/ Shoji Natsuko’s struggle: how Asia’s Best Female Chef 2022 is breaking Japan’s strict culinary gender norms with Été, her Michelin-starred, six-seater Tokyo restaurant – interview
- Famous for her impeccable cakes, Shoji Natsuko has served A-listers including footballer David Beckham, artist Murakami Takashi and Noma head chef René Redzepi
- She was working at Tokyo’s two-Michelin-starred Florilège when her father tragically died – so she poured her heart into her own name-making venture, Été
Her most well-known creation is her mango cake, topped with luscious roses shaped from delicate slivers of the fruit. Sometimes she also studs the top with strawberries or blueberries draped in gold leaf, or perches a transparent sugar butterfly on one of the mango petals.
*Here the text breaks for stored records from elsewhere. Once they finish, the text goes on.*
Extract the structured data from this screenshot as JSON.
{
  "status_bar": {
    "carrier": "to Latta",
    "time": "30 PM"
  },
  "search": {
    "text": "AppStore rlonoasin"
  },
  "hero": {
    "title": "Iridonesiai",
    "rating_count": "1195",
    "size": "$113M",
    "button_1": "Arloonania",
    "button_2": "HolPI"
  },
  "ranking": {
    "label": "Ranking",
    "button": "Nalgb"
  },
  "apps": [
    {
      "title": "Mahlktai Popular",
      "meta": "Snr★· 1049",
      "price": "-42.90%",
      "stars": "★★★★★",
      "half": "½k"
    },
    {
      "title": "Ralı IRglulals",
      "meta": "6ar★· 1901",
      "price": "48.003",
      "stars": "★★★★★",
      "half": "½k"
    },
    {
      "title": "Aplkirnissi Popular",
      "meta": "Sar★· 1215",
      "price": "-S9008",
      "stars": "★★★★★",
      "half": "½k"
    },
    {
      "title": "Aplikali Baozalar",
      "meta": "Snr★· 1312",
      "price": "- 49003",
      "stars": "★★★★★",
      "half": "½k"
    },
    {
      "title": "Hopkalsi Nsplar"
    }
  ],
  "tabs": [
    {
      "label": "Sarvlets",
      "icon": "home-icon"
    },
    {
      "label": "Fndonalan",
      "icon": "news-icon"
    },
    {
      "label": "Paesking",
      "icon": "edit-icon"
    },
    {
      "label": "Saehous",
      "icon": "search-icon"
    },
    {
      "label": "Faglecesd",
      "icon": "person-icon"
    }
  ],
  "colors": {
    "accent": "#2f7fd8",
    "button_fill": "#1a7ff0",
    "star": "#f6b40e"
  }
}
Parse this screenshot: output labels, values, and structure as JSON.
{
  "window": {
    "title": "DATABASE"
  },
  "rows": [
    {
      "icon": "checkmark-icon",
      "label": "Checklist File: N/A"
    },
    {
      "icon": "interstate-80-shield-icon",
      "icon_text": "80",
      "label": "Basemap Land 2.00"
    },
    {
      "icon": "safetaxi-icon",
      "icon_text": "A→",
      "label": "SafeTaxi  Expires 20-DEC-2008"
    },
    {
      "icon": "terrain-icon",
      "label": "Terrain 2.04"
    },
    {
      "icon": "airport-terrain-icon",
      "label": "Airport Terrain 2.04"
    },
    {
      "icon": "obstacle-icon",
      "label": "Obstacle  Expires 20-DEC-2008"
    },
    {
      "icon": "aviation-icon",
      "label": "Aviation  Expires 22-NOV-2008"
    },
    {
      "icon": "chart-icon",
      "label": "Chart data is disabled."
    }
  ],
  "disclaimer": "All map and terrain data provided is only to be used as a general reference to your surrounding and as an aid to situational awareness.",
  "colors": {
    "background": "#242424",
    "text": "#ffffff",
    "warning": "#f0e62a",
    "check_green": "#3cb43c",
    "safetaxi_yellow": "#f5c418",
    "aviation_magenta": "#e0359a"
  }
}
The cake is so vibrant and exquisite that it is difficult to imagine that it has its origins in tragedy, but it was a moment of existential crisis after the death of her father that motivated Shoji to open a tiny tart shop in her hometown of Tokyo in 2014, at the precocious age of 24.
She had been working gruelling hours in Tokyo’s two-Michelin-starred French restaurant Florilège, helmed by chef-owner Kawate Hiroyasu, which at the time had a kitchen team of only three. She was so focused on her work that she was unaware that her unwell father had been hospitalised, and by the time she made it to the hospital, he had already died. With her mother at home looking after Shoji’s mentally disabled sister, his death left the family in a precarious position.
“I felt I couldn’t go back into such a pressured restaurant kitchen. Perhaps I could’ve resigned and worked elsewhere, but my father’s death was a deeply shocking experience, so I quit entirely,” says Shoji via a translator, in her gracefully confident manner.
The shock of her father’s passing, and the regret of not being able to dedicate more time to be at his side, compelled her to resign from Florilège. She took out a 10 million yen (US$70,000) bank loan to start her own bakery business, and a life insurance policy for the same amount. If the business failed, she says she planned to take her own life, so her family would not be saddled with the debt.
“I didn’t want to leave my mother in a difficult position, and I thought that if I could build my own business, and do well and become famous, maybe I could make it up to chef Kawate at Florilège one day, seeing as I quit so suddenly with no notice,” she added.